Il legato è disciplinato dagli articoli 649-673 del Codice Civile. In particolare:

  • Art. 649 c.c.: si acquista senza bisogno di accettazione, salvo rinuncia;
  • Art. 651 – 660 c.c.: indicano le cose che possono essere oggetto di legato;
  • Art 661: disciplina il prelegato;
  • Art. 671 c.c: dispone l’obbligo del legatario di adempierlo e ogni altro onere imposto nei limiti del valore della cosa legata;
  • Art. 672 c.c.: sancisce che le spese per la prestazione del legato sono a carico del soggetto onerato;
  • Art. 673 c.c.: stabilisce l’inefficacia del legato se la cosa perisce durante la vita del testatore.

Differenza tra erede e legatario

L’erede subentra in tutti i rapporti attivi e passivi del defunto, acquisendo sia i beni che i debiti ereditari.
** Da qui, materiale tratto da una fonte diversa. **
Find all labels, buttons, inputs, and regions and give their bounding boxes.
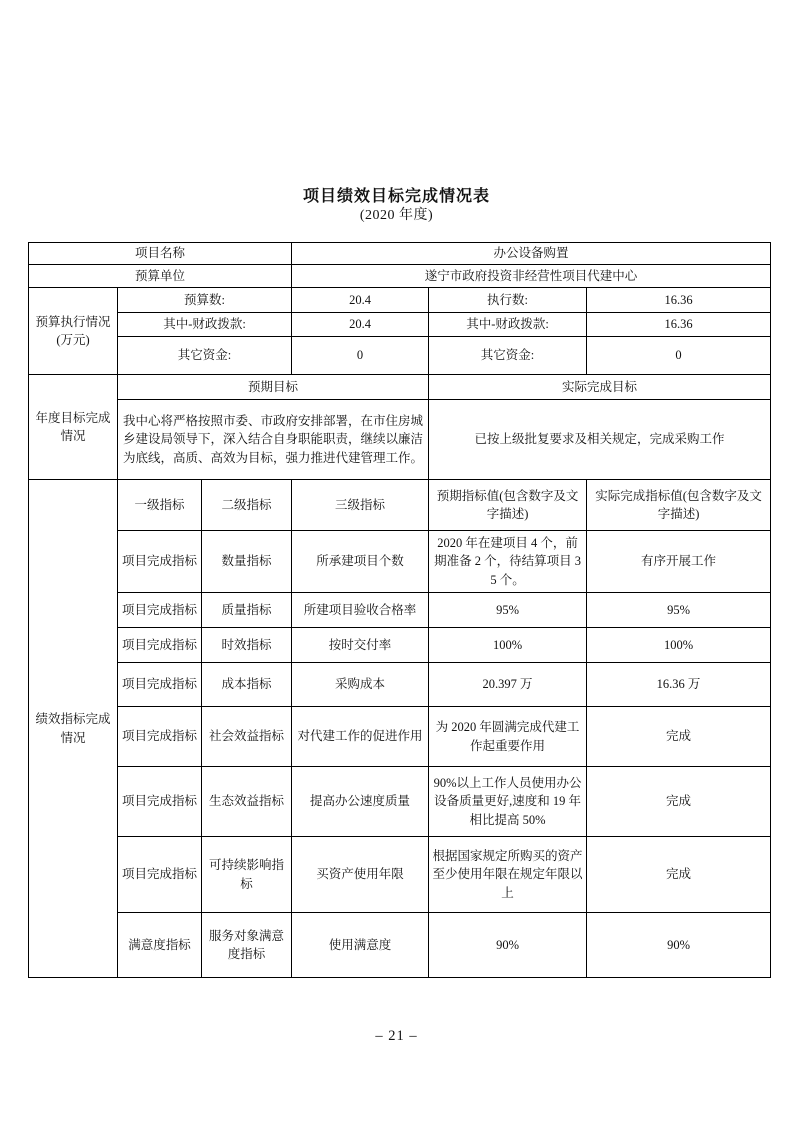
indicator-cell: 90%以上工作人员使用办公设备质量更好,速度和 19 年相比提高 50%: [429, 767, 587, 837]
table-row: 项目完成指标 质量指标 所建项目验收合格率 95% 95%: [29, 593, 771, 628]
indicator-cell: 有序开展工作: [587, 531, 771, 593]
annual-goal-section-label: 年度目标完成情况: [29, 375, 118, 480]
indicator-cell: 满意度指标: [118, 913, 202, 978]
budget-key: 执行数:: [429, 288, 587, 313]
table-row: 项目完成指标 社会效益指标 对代建工作的促进作用 为 2020 年圆满完成代建工…: [29, 707, 771, 767]
indicator-cell: 对代建工作的促进作用: [292, 707, 429, 767]
indicator-header-level3: 三级指标: [292, 480, 429, 531]
budget-value: 0: [292, 337, 429, 375]
indicator-cell: 2020 年在建项目 4 个，前期准备 2 个，待结算项目 35 个。: [429, 531, 587, 593]
table-row: 项目名称 办公设备购置: [29, 243, 771, 265]
budget-value: 16.36: [587, 288, 771, 313]
table-row: 其中-财政拨款: 20.4 其中-财政拨款: 16.36: [29, 313, 771, 337]
indicator-cell: 90%: [587, 913, 771, 978]
indicator-cell: 项目完成指标: [118, 663, 202, 707]
indicator-cell: 服务对象满意度指标: [202, 913, 292, 978]
indicator-cell: 完成: [587, 767, 771, 837]
budget-section-label: 预算执行情况(万元): [29, 288, 118, 375]
table-row: 项目完成指标 可持续影响指标 买资产使用年限 根据国家规定所购买的资产至少使用年…: [29, 837, 771, 913]
budget-unit-value: 遂宁市政府投资非经营性项目代建中心: [292, 265, 771, 288]
indicator-cell: 90%: [429, 913, 587, 978]
document-page: 项目绩效目标完成情况表 (2020 年度) 项目名称 办公设备购置 预算单位 遂…: [0, 0, 793, 1122]
indicator-cell: 社会效益指标: [202, 707, 292, 767]
expected-goal-header: 预期目标: [118, 375, 429, 400]
indicator-cell: 生态效益指标: [202, 767, 292, 837]
budget-value: 16.36: [587, 313, 771, 337]
project-name-label: 项目名称: [29, 243, 292, 265]
indicator-cell: 可持续影响指标: [202, 837, 292, 913]
budget-key: 其它资金:: [118, 337, 292, 375]
indicator-cell: 根据国家规定所购买的资产至少使用年限在规定年限以上: [429, 837, 587, 913]
indicator-header-level2: 二级指标: [202, 480, 292, 531]
indicator-cell: 完成: [587, 707, 771, 767]
table-row: 绩效指标完成情况 一级指标 二级指标 三级指标 预期指标值(包含数字及文字描述)…: [29, 480, 771, 531]
budget-value: 0: [587, 337, 771, 375]
indicator-cell: 所建项目验收合格率: [292, 593, 429, 628]
indicator-cell: 为 2020 年圆满完成代建工作起重要作用: [429, 707, 587, 767]
indicator-cell: 数量指标: [202, 531, 292, 593]
indicator-cell: 完成: [587, 837, 771, 913]
indicator-cell: 提高办公速度质量: [292, 767, 429, 837]
indicator-cell: 所承建项目个数: [292, 531, 429, 593]
indicator-section-label: 绩效指标完成情况: [29, 480, 118, 978]
page-title: 项目绩效目标完成情况表: [0, 183, 793, 206]
budget-value: 20.4: [292, 288, 429, 313]
indicator-cell: 项目完成指标: [118, 531, 202, 593]
indicator-cell: 质量指标: [202, 593, 292, 628]
indicator-cell: 按时交付率: [292, 628, 429, 663]
budget-key: 其它资金:: [429, 337, 587, 375]
indicator-header-level1: 一级指标: [118, 480, 202, 531]
actual-goal-header: 实际完成目标: [429, 375, 771, 400]
page-number: – 21 –: [0, 1028, 793, 1045]
indicator-cell: 95%: [587, 593, 771, 628]
table-row: 年度目标完成情况 预期目标 实际完成目标: [29, 375, 771, 400]
indicator-cell: 时效指标: [202, 628, 292, 663]
performance-table: 项目名称 办公设备购置 预算单位 遂宁市政府投资非经营性项目代建中心 预算执行情…: [28, 242, 771, 978]
table-row: 预算单位 遂宁市政府投资非经营性项目代建中心: [29, 265, 771, 288]
table-row: 预算执行情况(万元) 预算数: 20.4 执行数: 16.36: [29, 288, 771, 313]
indicator-cell: 买资产使用年限: [292, 837, 429, 913]
project-name-value: 办公设备购置: [292, 243, 771, 265]
indicator-cell: 16.36 万: [587, 663, 771, 707]
table-row: 项目完成指标 生态效益指标 提高办公速度质量 90%以上工作人员使用办公设备质量…: [29, 767, 771, 837]
table-row: 我中心将严格按照市委、市政府安排部署，在市住房城乡建设局领导下，深入结合自身职能…: [29, 400, 771, 480]
indicator-cell: 采购成本: [292, 663, 429, 707]
page-subtitle: (2020 年度): [0, 204, 793, 224]
indicator-cell: 成本指标: [202, 663, 292, 707]
table-row: 项目完成指标 成本指标 采购成本 20.397 万 16.36 万: [29, 663, 771, 707]
indicator-cell: 20.397 万: [429, 663, 587, 707]
table-row: 项目完成指标 数量指标 所承建项目个数 2020 年在建项目 4 个，前期准备 …: [29, 531, 771, 593]
indicator-cell: 项目完成指标: [118, 767, 202, 837]
expected-goal-text: 我中心将严格按照市委、市政府安排部署，在市住房城乡建设局领导下，深入结合自身职能…: [118, 400, 429, 480]
budget-key: 预算数:: [118, 288, 292, 313]
indicator-header-expected: 预期指标值(包含数字及文字描述): [429, 480, 587, 531]
budget-value: 20.4: [292, 313, 429, 337]
budget-unit-label: 预算单位: [29, 265, 292, 288]
budget-key: 其中-财政拨款:: [118, 313, 292, 337]
indicator-cell: 项目完成指标: [118, 707, 202, 767]
indicator-cell: 100%: [587, 628, 771, 663]
table-row: 项目完成指标 时效指标 按时交付率 100% 100%: [29, 628, 771, 663]
indicator-cell: 使用满意度: [292, 913, 429, 978]
indicator-cell: 项目完成指标: [118, 628, 202, 663]
indicator-cell: 项目完成指标: [118, 593, 202, 628]
table-row: 其它资金: 0 其它资金: 0: [29, 337, 771, 375]
indicator-cell: 95%: [429, 593, 587, 628]
indicator-cell: 项目完成指标: [118, 837, 202, 913]
actual-goal-text: 已按上级批复要求及相关规定，完成采购工作: [429, 400, 771, 480]
indicator-header-actual: 实际完成指标值(包含数字及文字描述): [587, 480, 771, 531]
budget-key: 其中-财政拨款:: [429, 313, 587, 337]
indicator-cell: 100%: [429, 628, 587, 663]
table-row: 满意度指标 服务对象满意度指标 使用满意度 90% 90%: [29, 913, 771, 978]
Il legatario, invece, riceve solo il bene o il diritto indicato nel testamento, senza rispondere dei debiti del defunto.

Il prelegato

Il prelegato è un particolare tipo di legato destinato a un erede, il quale riceve un bene specifico in aggiunta alla sua quota ereditaria. Ad esempio, se un testatore lascia a un erede la casa e il resto dell’eredità viene suddiviso tra più soggetti, l’erede riceve un prelegato.

Tipologie di legato

Il legato può assumere diverse forme:

  • di specie: riguarda un bene specificamente individuato (es. “Lascio a Marco il mio orologio Rolex”);
  • di genere: riguarda beni determinati per categoria (es. “Lascio a Lucia un’auto della mia collezione”);
  • obbligatorio: attribuisce un diritto di credito (es. “Lascio a Paolo un vitalizio di 1.000 euro al mese”).
  • di usufrutto: concede l’usufrutto di un bene senza trasferirne la proprietà;
  • di prestazione periodica: attribuisce una rendita o un pagamento periodico.

Giurisprudenza in materia

Cassazione n. 11389/2024: l’esecuzione di un legato non ne implica necessariamente un’accettazione tacita. Questo perché l’adempimento può essere effettuato anche da terzi. Pertanto, l’atto di eseguire un legato non è automaticamente considerato un atto che solo il destinatario della disposizione avrebbe il diritto di compiere.

Cassazione n. 15387/2024: l’espressione “lascio”, anche se recepita da un notaio in un testamento pubblico, è ambigua e può essere interpretata sia come disposizione a titolo particolare (legato) sia come disposizione a titolo universale (eredità), inclusa la possibilità dell’istituto dell'”institutio ex re certa”. Pertanto, la sua interpretazione richiede un’analisi approfondita del contesto e delle intenzioni del testatore, per determinare la natura precisa della disposizione testamentaria.

Cassazione n. 1720/2016: nel legato di azienda, salvo diversa volontà del testatore, l’oggetto comprende l’insieme organizzato dei beni per l’esercizio dell’impresa, inclusi tutti i rapporti patrimoniali di debito-credito. Pertanto, applicandosi le norme successorie, il legatario è tenuto al pagamento dei debiti aziendali, ma solo entro i limiti del valore dell’azienda stessa, come stabilito dall’articolo 671 del Codice Civile.